The countdown quickened the pulse and before we knew it we were on the way. As with all things in life, there are good days and there are bad days. It’s definitely like that with races. Unfortunately, H suffered a bad race from almost the first stride. But as we’ve said before the mental battle is as important as the physical one. On this given day, on this particular mountain, H would be relying on brain power (and the occasional butt push from E) to keep one foot striding out in front of the other. Luckily, E felt strong and this kept TTH together even when the climb became steep and H became weary and worried.
As the miles decreased, so the gradient increased but when in the company of so many with the same attitude, each individual supports those around them so that the group can stay positive. It’s a difficult sense of security to find words to describe but we felt incredibly lucky to feel included in such an unforgettable communal experience. Even though we were more than happy to be sat in the middle pack we did think about those elite runners up ahead and their redefining of those phrases like ‘probably unachievable’, ‘possibly out of reach’ or ‘humanly impossible’ through their dedication to pushing back barriers. If they are indeed a little mad, there is a lot of method in their madness. They are not gamblers or daredevils, they plan detailed strategies and follow carefully mapped programmes to establish their ability to lead the way. They set the high bar that we look up to. We were proud to be treading in their footsteps.

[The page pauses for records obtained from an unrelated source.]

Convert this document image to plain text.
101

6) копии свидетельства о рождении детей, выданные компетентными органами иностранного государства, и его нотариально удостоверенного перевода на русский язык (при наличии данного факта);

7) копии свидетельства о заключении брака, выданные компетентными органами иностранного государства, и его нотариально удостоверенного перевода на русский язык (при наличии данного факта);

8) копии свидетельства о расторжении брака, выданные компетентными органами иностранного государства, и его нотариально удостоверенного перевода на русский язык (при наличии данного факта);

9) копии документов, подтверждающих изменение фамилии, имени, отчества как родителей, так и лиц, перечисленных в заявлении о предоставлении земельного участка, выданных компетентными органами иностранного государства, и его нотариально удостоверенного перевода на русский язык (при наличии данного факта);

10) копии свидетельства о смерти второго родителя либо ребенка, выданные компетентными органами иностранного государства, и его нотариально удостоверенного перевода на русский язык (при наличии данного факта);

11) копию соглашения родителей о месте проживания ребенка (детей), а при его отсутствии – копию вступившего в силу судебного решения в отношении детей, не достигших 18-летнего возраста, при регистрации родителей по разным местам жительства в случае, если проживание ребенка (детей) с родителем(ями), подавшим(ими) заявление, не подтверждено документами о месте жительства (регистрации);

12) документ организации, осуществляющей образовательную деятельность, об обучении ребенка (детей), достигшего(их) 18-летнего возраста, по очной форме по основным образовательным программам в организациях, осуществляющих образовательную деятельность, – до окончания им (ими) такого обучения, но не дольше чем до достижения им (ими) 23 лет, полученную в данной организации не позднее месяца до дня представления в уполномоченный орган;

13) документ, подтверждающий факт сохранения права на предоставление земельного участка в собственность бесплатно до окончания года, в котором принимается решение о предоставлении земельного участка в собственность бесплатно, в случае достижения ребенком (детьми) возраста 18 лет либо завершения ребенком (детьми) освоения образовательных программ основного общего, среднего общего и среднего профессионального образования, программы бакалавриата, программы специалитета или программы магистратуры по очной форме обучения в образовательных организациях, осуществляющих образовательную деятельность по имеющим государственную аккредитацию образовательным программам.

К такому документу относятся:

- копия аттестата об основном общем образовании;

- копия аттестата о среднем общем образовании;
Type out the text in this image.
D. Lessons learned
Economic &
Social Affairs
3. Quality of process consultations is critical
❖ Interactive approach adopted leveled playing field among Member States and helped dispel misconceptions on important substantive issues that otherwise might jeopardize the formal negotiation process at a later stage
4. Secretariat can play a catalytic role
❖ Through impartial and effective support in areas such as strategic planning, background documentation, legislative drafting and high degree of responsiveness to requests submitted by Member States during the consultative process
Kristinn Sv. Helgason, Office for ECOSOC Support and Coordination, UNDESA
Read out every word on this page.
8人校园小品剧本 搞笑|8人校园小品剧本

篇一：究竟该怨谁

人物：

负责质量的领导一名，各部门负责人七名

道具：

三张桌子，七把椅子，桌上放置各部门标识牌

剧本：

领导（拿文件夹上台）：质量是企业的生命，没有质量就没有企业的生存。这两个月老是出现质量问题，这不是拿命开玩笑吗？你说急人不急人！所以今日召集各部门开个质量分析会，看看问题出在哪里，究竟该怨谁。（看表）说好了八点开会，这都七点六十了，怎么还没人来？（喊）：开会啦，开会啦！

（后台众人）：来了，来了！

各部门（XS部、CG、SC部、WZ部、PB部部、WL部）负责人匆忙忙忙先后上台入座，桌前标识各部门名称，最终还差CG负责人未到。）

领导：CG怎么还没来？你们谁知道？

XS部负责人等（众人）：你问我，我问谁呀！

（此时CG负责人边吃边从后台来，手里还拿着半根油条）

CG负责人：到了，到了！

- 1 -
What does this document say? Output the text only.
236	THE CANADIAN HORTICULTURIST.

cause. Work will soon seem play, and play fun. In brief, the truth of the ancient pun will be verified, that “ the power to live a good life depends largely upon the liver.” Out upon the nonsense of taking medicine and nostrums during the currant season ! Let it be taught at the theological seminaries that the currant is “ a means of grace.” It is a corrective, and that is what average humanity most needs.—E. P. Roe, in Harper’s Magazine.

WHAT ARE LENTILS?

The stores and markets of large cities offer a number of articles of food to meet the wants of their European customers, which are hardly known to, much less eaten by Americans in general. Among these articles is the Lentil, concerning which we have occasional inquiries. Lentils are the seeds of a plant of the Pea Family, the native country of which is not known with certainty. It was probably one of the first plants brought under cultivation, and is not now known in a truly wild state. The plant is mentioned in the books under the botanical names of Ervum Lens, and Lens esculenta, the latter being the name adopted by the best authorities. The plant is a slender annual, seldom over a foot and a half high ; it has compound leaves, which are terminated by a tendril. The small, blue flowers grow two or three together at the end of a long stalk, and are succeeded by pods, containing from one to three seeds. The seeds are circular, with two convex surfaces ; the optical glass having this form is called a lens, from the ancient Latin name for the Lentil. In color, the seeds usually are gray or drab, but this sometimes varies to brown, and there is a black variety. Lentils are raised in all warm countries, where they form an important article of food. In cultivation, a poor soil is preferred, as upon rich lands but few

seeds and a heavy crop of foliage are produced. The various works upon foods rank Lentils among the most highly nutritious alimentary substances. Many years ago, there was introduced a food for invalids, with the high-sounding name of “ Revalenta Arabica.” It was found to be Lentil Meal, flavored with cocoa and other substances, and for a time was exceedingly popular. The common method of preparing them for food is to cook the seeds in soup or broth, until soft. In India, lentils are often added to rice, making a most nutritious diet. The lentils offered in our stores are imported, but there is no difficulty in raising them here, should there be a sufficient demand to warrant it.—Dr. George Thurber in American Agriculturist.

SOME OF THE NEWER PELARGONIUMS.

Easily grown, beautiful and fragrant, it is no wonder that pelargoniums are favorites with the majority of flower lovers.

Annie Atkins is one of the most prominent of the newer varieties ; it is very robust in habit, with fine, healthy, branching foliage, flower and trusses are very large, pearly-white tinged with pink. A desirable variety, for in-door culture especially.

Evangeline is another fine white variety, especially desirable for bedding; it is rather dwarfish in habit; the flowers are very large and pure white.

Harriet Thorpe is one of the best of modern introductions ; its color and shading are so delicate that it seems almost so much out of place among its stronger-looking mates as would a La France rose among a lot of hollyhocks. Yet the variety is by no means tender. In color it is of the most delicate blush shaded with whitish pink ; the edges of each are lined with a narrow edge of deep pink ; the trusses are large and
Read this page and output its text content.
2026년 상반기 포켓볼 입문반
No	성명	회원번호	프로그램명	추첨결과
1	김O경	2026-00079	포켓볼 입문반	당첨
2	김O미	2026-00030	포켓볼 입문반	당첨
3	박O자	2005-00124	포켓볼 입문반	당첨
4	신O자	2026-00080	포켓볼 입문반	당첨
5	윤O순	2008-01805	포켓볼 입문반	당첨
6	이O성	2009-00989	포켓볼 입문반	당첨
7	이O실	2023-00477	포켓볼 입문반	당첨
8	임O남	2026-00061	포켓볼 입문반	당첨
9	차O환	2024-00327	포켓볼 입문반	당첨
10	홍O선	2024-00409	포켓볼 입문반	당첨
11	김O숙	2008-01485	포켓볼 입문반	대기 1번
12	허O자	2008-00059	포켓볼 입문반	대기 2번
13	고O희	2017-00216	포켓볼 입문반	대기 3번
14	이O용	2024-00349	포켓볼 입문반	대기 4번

From halfway, it was all downhill and that was particularly welcome news for H. Gravity is a great thing when you are on the way down. We ran a comparatively comfortable second half, cheered on by the locals and driven on by those in the race bibs around us. Before we knew it, we hit the 15k water stop and knew there was just a short distance to the line and another tick alongside another challenge. H even began to enjoy it. The scenery was like nothing we ever imagined and, even though we had to watch our step on the uneven paths, we couldn’t help but gaze at the gorgeous vista as we paced through fields and besides a stream. The tight joints eased and the pounding hearts quietened as we drew closer to the town of Cortina. The last 2km felt decidedly strong as we found more even ground and firm concrete paths that led us speedily to the applause on the finishing line (and a large pizza and an ice cold beer). All distant memories of struggle and all those shots of pain soon disappeared as we ran into the embraces of the North Face team, buzzing with pride in ourselves and for every single runner in the race.
The town lit up and all of those heady feelings we experienced back on the start line took over once more. We were thrilled to have been given the rare opportunity not only to run our first mountain race, but also to have been accepted into a community that understands and embraces challenge. The leaders of this community show the rest of us the way to make the impossible possible, the unachievable achievable and to touch the out of reach. They may perform at a different level to TTH but we can share their sense of ambition and focus by being in their company. No sooner had we crossed the finish line than both E and H were sharing one thought… what’s next?